Sound and fury worthy of a network TV shoot was unleashed Thursday night along the Delaware River in Port Richmond for NBC's reality competition American Warrior Ninja. The show was taped in Philadelphia for the first time since it premiered in 2009.
Thursday's event featured 130 contestants and was the first of a two-night shoot that will yield oodles of footage for the eight season premiere on June 1.
American Ninja Warrior may not be as sadistic as its precursor - the Japanese show Sasuke, Ninja - but it's a rigorous contest. Only one person, last season's Isaac Caldiero, has ever won the $1,000,000 grand prize.
Thursday's event featured about a dozen contestants from the region, including one of Ninja's most experienced and beloved regulars, Jamie Rahn, who teaches parkour at his Cherry Hill gym.
He's been on the show for the past six seasons.
"I do it for the challenge," said the 28-year-old whose dayglo green spiked hair and intricate four-color tattoos has helped make him a popular attraction.
"My goal has always been to try to understand what my body can accomplish, see what I am capable of doing."
Coatesville physical therapist Arianne Missiner is a newcomer who entered the contest to celebrate life. "I just beat cancer," said Missiner, 35. She began training for Ninja last winter while undergoing treatment for Liposarcoma Cancer, a rare cancer of connective tissues.
She was declared cancer-free in January.
Richard Shoemaker's motives for competing aren't perhaps as noble: The Cheltenham native is to adrenaline what the Cookie Monster is to cookies.
He wants, wants, wants.
"I'm a rock climber," Shoemaker, 39, said as if this explained it all.
The Temple Medical School alumnus admits he chose his career because it's exciting: He's an emergency room doctor. Last year he made it to the finals, which are held each year in Las Vegas.
(For more on a local contestant, read "Medical mystery solved, he's ready for American Ninja Warrior")
Ninja has contestants run a gauntlet of progressively difficult obstacles with names such as the Floating Steps, Log Grip and Paddle Boards. In other words, they have to enter into a flesh-and-blood version of Mario Bros.

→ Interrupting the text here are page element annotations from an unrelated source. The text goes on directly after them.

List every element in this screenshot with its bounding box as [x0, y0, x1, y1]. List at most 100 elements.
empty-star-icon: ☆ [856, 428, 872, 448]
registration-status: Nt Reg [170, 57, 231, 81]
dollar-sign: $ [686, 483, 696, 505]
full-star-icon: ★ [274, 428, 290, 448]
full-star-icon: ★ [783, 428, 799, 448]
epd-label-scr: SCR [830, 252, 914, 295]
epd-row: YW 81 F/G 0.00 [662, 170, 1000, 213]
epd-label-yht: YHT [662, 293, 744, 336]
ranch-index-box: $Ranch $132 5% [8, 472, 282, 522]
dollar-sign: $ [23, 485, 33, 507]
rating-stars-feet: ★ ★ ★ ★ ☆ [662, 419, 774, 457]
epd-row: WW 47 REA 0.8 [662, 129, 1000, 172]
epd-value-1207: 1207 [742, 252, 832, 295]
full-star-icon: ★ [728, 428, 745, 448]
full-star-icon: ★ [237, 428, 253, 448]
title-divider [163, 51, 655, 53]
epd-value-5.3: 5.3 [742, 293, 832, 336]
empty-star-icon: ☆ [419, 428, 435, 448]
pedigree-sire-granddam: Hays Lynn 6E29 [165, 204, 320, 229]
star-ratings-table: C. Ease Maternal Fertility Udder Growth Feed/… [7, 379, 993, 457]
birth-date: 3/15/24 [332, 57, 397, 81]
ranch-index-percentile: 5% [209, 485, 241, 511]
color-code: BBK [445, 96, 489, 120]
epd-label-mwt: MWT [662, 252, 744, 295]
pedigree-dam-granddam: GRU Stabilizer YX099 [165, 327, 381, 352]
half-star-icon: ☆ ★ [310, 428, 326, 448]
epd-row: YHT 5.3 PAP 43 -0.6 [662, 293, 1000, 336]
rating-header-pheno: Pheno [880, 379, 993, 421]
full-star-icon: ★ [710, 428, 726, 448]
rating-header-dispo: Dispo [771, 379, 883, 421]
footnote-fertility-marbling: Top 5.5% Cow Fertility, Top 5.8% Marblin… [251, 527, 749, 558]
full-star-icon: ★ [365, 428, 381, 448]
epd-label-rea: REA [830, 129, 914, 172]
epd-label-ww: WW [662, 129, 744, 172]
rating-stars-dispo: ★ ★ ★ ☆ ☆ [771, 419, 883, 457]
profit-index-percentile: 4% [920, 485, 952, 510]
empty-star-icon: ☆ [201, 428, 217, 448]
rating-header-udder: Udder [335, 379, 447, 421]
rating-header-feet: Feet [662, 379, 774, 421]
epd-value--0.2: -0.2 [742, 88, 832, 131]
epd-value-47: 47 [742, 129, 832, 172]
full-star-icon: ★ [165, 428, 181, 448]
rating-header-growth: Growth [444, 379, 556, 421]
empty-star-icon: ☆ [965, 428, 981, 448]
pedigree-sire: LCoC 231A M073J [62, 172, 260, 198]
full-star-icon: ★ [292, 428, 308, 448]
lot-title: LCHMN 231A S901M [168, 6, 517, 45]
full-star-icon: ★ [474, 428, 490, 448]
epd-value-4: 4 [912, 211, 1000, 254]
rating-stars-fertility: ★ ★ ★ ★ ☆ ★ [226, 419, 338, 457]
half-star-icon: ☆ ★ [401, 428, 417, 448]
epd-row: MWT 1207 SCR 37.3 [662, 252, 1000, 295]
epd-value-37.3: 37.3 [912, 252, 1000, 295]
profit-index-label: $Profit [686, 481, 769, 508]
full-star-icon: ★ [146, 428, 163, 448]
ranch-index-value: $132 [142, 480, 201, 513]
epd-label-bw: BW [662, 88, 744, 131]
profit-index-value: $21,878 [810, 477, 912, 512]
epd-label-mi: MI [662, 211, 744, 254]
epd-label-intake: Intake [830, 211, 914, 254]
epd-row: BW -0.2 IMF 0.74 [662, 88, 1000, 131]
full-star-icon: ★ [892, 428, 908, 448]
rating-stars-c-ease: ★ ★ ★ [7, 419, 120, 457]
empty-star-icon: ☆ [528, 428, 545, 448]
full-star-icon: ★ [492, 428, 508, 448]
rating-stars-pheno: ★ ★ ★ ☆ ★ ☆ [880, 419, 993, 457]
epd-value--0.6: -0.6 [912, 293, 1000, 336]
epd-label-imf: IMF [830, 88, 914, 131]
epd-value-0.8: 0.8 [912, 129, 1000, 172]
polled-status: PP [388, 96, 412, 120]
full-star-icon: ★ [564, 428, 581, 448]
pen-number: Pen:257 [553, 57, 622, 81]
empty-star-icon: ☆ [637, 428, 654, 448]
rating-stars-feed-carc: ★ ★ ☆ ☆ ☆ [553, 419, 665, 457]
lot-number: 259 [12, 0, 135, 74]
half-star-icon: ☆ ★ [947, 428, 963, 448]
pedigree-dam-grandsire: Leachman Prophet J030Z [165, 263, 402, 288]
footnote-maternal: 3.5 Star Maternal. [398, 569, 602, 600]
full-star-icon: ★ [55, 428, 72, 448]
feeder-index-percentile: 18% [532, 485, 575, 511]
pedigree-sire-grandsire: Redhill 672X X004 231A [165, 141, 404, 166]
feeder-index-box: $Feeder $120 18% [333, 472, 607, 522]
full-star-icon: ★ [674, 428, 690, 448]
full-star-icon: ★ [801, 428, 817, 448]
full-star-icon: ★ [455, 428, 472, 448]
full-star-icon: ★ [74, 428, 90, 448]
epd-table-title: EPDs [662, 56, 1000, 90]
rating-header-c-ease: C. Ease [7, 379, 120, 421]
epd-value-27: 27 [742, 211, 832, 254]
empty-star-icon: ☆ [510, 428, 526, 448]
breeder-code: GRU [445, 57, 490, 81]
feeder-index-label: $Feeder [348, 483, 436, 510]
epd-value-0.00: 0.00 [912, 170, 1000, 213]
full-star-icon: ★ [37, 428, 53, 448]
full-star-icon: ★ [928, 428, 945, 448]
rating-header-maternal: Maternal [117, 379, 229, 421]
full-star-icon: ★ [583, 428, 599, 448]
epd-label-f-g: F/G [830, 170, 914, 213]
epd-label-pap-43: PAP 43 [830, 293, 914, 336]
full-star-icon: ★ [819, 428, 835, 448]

The mere sight of the set can be unnerving. Contestants aren't allowed to practice on the obstacles, which are routinely changed between seasons..
The setting is pretty daunting as well: The set was sandwiched between the river and the once-gorgeous edifice of the Richmond Power Station, familiar from fans of the sci-fi movie 12 Monkeys.
It's the kind of setting the show loves to use, said exec producer Kent Weed. "Last year we shot in Pittsburgh at the Carrie Furnace," he said, "a historic landmark that really symbolized the . . . steel industry."
A series of dramatic sounds forestalled further conversation - a hard splash followed by a pained groan from the audience. Another contestant had fallen into the pool of cold water - a sort of dunce's dunk tank - beneath each obstacle.
Beaten down by Mario Bros. obstacles and soaked. So that's what fun looks like.